I use the Excel master file to keep tabs on documents. I note if a document is available in multiple locations or if it has even been published in a book. I also keep track of which documents I was allowed to print; if my request to print was denied, I mark that down (looking for patterns, to no avail).

At some point in my research I had to start taking note of something I hadn’t anticipated: whether a document was still available to view at the Shanghai Municipal Archives.

I remember the first time I encountered this problem. I returned to Shanghai in June 2014 for my second research trip and wanted to look at B127-1-359, a folder on the early stages of the campaign to relocate “educated youth” to Xinjiang in the 1960s. While I had transcribed most of the folder’s contents, I thought the evidence was so important that I should just double check if I missed anything. I plugged the number in to the computer, and nothing came up.

My days spent in coffee shops in Beijing this week with the Excel master file constantly open, I noticed how often the phrase “Removed from Archive” appears. The experience of re-classified documents is frustrating for an individual researcher, and it raises some difficult to resolve dilemmas for historians.

A document, once declassified in the Shanghai Municipal Archives but now re-classified, was printed in an official government publication in 2003. Check it out at your local library.
A document, once declassified in the Shanghai Municipal Archives but now re-classified, was printed in an official government publication in 2003. Check it out at your local library.

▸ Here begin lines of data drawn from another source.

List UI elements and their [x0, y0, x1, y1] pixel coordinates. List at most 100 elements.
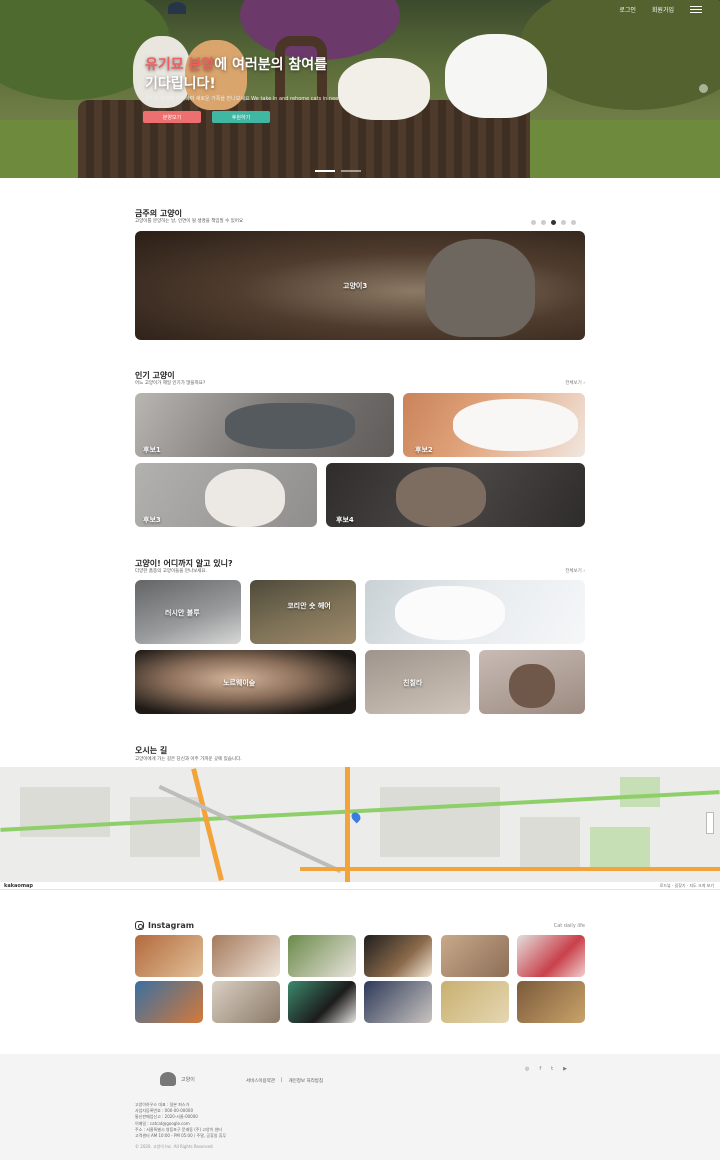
- twitter-icon[interactable]: t: [551, 1066, 553, 1072]
- featured-subtitle: 고양이를 분양하는 날, 인연이 될 생명을 책임질 수 있어요: [135, 219, 244, 224]
- instagram-thumb[interactable]: [364, 981, 432, 1023]
- footer-divider: |: [280, 1078, 283, 1083]
- login-link[interactable]: 로그인: [619, 5, 636, 14]
- slide-dot[interactable]: [561, 220, 566, 225]
- info-line: 고객센터 AM 10:00 - PM 05:00 / 주말, 공휴일 휴무: [135, 1133, 227, 1139]
- zoom-control[interactable]: [706, 812, 714, 834]
- instagram-thumb[interactable]: [135, 981, 203, 1023]
- cat-logo-icon[interactable]: [160, 1072, 176, 1086]
- map-links[interactable]: 로드뷰 · 길찾기 · 지도 크게 보기: [660, 883, 714, 889]
- donate-button[interactable]: 후원하기: [212, 111, 270, 123]
- instagram-thumb[interactable]: [441, 981, 509, 1023]
- instagram-thumb[interactable]: [288, 935, 356, 977]
- breed-card-label: 코리안 숏 헤어: [287, 602, 331, 610]
- privacy-link[interactable]: 개인정보 처리방침: [289, 1078, 324, 1084]
- breed-card-label: 노르웨이숲: [223, 679, 256, 687]
- breed-card[interactable]: 친칠라: [365, 650, 470, 714]
- next-arrow-icon[interactable]: [699, 84, 708, 93]
- kitten-photo: [425, 239, 535, 337]
- cat-photo: [453, 399, 578, 451]
- hero-title: 유기묘 분양에 여러분의 참여를 기다립니다!: [145, 56, 395, 94]
- featured-card-label: 고양이3: [343, 282, 368, 290]
- breed-card[interactable]: [479, 650, 585, 714]
- hero-title-line2: 기다립니다!: [145, 76, 216, 92]
- instagram-thumb[interactable]: [441, 935, 509, 977]
- instagram-thumb[interactable]: [517, 935, 585, 977]
- hero-dot[interactable]: [341, 170, 361, 172]
- instagram-title: Instagram: [148, 921, 195, 930]
- copyright: © 2020. 고양이 Inc. All Rights Reserved.: [135, 1144, 214, 1149]
- map-park: [620, 777, 660, 807]
- cat-photo: [205, 469, 285, 527]
- company-info: 고양이하우스 대표 : 일본 퍼스가 사업자등록번호 : 000-00-0000…: [135, 1102, 226, 1139]
- instagram-thumb[interactable]: [212, 935, 280, 977]
- popular-card[interactable]: 후보3: [135, 463, 317, 527]
- popular-subtitle: 어느 고양이가 제일 인기가 많을까요?: [135, 381, 206, 386]
- signup-link[interactable]: 회원가입: [652, 5, 674, 14]
- terms-link[interactable]: 서비스이용약관: [246, 1078, 275, 1084]
- map-road: [300, 867, 720, 871]
- hero-dot[interactable]: [315, 170, 335, 172]
- facebook-icon[interactable]: f: [539, 1066, 541, 1072]
- youtube-icon[interactable]: ▶: [563, 1066, 567, 1072]
- map-block: [130, 797, 200, 857]
- footer-links: 서비스이용약관 | 개인정보 처리방침: [246, 1078, 323, 1084]
- hamburger-icon[interactable]: [690, 6, 702, 13]
- instagram-icon[interactable]: ◎: [525, 1066, 529, 1072]
- breed-card[interactable]: [365, 580, 585, 644]
- instagram-thumb[interactable]: [364, 935, 432, 977]
- instagram-thumb[interactable]: [212, 981, 280, 1023]
- cat-photo: [225, 403, 355, 449]
- popular-more-link[interactable]: 전체보기 ›: [565, 380, 585, 386]
- adopt-button[interactable]: 분양보기: [143, 111, 201, 123]
- cat-photo: [445, 34, 547, 118]
- map-footer: kakaomap 로드뷰 · 길찾기 · 지도 크게 보기: [0, 882, 720, 890]
- hero-title-rest: 에 여러분의 참여를: [214, 57, 328, 73]
- slide-dot[interactable]: [541, 220, 546, 225]
- instagram-thumb[interactable]: [288, 981, 356, 1023]
- hero-pagination: [315, 170, 361, 172]
- breed-card[interactable]: 러시안 블루: [135, 580, 241, 644]
- map-park: [590, 827, 650, 867]
- breed-card-label: 러시안 블루: [165, 609, 200, 617]
- breed-card[interactable]: 노르웨이숲: [135, 650, 356, 714]
- slide-dot[interactable]: [551, 220, 556, 225]
- cat-photo: [396, 467, 486, 527]
- popular-card[interactable]: 후보4: [326, 463, 585, 527]
- cat-logo-icon[interactable]: [168, 2, 186, 14]
- map-block: [380, 787, 500, 857]
- slide-dot[interactable]: [531, 220, 536, 225]
- hero-subtitle: 유기묘 분양에 참여하여 새로운 가족을 만나보세요 We take in an…: [145, 96, 342, 102]
- foliage: [520, 0, 720, 110]
- footer-logo-text: 고양이: [181, 1077, 195, 1083]
- popular-card-label: 후보2: [415, 446, 433, 454]
- instagram-thumb[interactable]: [517, 981, 585, 1023]
- map-block: [520, 817, 580, 867]
- instagram-thumb[interactable]: [135, 935, 203, 977]
- breeds-more-link[interactable]: 전체보기 ›: [565, 568, 585, 574]
- instagram-header: Instagram: [135, 921, 194, 930]
- popular-card[interactable]: 후보2: [403, 393, 585, 457]
- page: 로그인 회원가입 유기묘 분양에 여러분의 참여를 기다립니다! 유기묘 분양에…: [0, 0, 720, 1160]
- slide-dot[interactable]: [571, 220, 576, 225]
- map-brand: kakaomap: [4, 883, 33, 889]
- featured-pagination: [531, 220, 576, 225]
- map-road: [345, 767, 350, 882]
- popular-card[interactable]: 후보1: [135, 393, 394, 457]
- map[interactable]: [0, 767, 720, 882]
- popular-card-label: 후보4: [336, 516, 354, 524]
- location-subtitle: 고양이에게 가는 길은 당신과 아주 가까운 곳에 있습니다.: [135, 757, 242, 762]
- social-links: ◎ f t ▶: [525, 1066, 567, 1072]
- featured-card[interactable]: 고양이3: [135, 231, 585, 340]
- hero-title-highlight: 유기묘 분양: [145, 57, 215, 73]
- instagram-icon: [135, 921, 144, 930]
- breed-card-label: 친칠라: [403, 679, 423, 687]
- top-nav: 로그인 회원가입: [619, 5, 702, 14]
- cat-photo: [395, 586, 505, 640]
- breed-card[interactable]: 코리안 숏 헤어: [250, 580, 356, 644]
- popular-card-label: 후보1: [143, 446, 161, 454]
- location-title: 오시는 길: [135, 746, 168, 755]
- footer: [0, 1054, 720, 1160]
- cat-photo: [509, 664, 555, 708]
- hero-banner: 로그인 회원가입 유기묘 분양에 여러분의 참여를 기다립니다! 유기묘 분양에…: [0, 0, 720, 178]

Citations are supposed to function like a map. Other researchers should be able to follow the trail and be led back to the document you consulted. But if I cite B127-1-359 in my dissertation, researchers won’t find anything. They’d meet a dead-end (“error: document not found”).

(An aside: if your footnotes won’t lead someone else to the same source you consulted at say, the US National Archives, you’re doing it wrong. Brevity is important when word counts are controlled by publishers, but concision should not cause confusion.)

Reproducability is critical to the historical method and the scholarly enterprise. Other researchers should be able to verify your data and interpretations by accessing the same sources.

Unfortunately, as far as I can tell, there is an epidemic of Chinese archives removing previously accessible materials.

In certain cases, a scholar could overcome this dilemma by simply making a copy of the record available if asked to do so. (For a few records, I even found that they had been published in a book in the Mainland and were therefore still easily accessible—all the more perplexing why the document was removed from the archive…)

But in other cases, it won’t be possible to share. What if a researcher just has a few notes about the document, not a transcription or full copy? Worse: what if an especially malicious writer decides to take advantage of this situation and forge their footnotes?

I have too many good documents that are no longer available not to use them, and fortunately in most cases I do have a more-or-less complete transcription that I can share with interested readers. Nevertheless, I suspect the problem of ‘re-classification’ and citation will crop in PRC studies more and more in the near future.